José Paulo C Castro: O começo do atraso de vida permanente em Portugal (face aos outros países).
A rédea solta aos 'franceses' jacobinos e aos 'afrancesados' mais secretos.
Apesar de tudo,
deu-nos a primeira Constituição e que até era uma base razoável não tivesse
sido alterada e alterada e voltada a alterar a cada revolução. Compare-se com a
dos EUA que tem mais de 200 anos e perto de 30 emendas, apenas, até agora.
José Miranda: Mais uma crónica excelente! Um poder de síntese admirável. josé maria: Tese, antítese, síntese... Ana Ferreira: Sendo certo que a História serve sobretudo como lição para o futuro, não o
é menos que convém ter presentes várias interpretações da mesma, sob pena
dessas ilações resultarem equivocas ou mesmo perversas. A principal a tirar da
vitória dos liberais sobre os absolutistas, verdade que perdura até hoje, é que
a liberdade consubstanciada no respeito e criação de oportunidades por e para todos é pressuposto essencial!
Não é este o pensamento de JNP.
José Miranda > Ana Ferreira: Em teoria até parece aceitável. Na prática , o século
19 foi aquele em que Portugal mais se atrasou. No fim do século 18, só 10% dos
portugueses sabiam ler e escrever. Na Europa a situação era semelhante.
No final do
século 19, Portugal mantinha os 10%, a Espanha atingia os 60% e a maior parte
da Europa chegava aos 80%. Percebe a diferença?
Mario Areias: Agora, neste tempo, é substituir o Reino Unido pela Comissão Europeia com a
diferença que agora os comerciantes/empreendedores do Porto, Lisboa e todo o
Portugal, mais os juristas e maçons mamam todos na teta dos fundos europeus e
quando estes acabam mamam na dívida. Mas nada preocupante.

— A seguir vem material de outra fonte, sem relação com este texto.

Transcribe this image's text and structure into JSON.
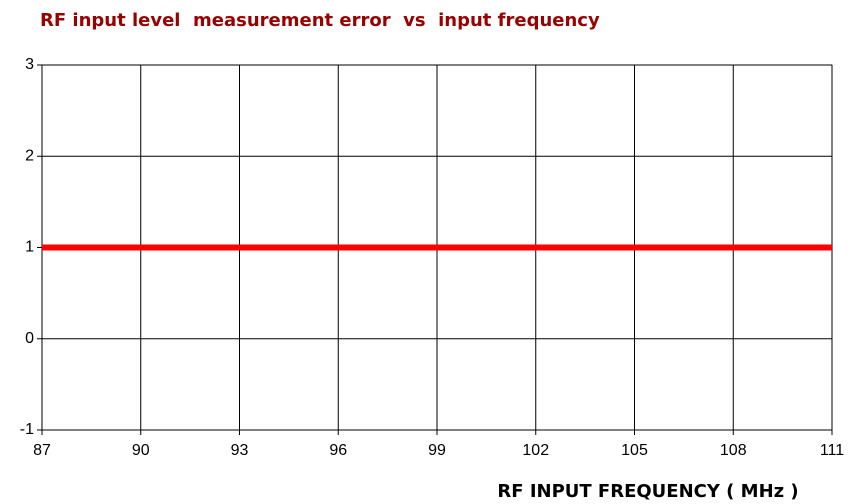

bento guerra: Sobre 1820,há
tendência para esquecer que Portugal tinha um rei e corte, que deram o
salto, por sugestão dos ingleses ,que então começaram a mandar no país. Uma
componente importante do PREC vintista. Nuno
Borges > bento guerra: Sugestão não, ordem: Maria Nunes: Excelente lição de
História.
Portugal, 877 anos de existência Actualmente, o espírito é o mesmo. Podemos colocar a
UE no lugar do Brasil. José
Norton: Obrigado por este belo texto!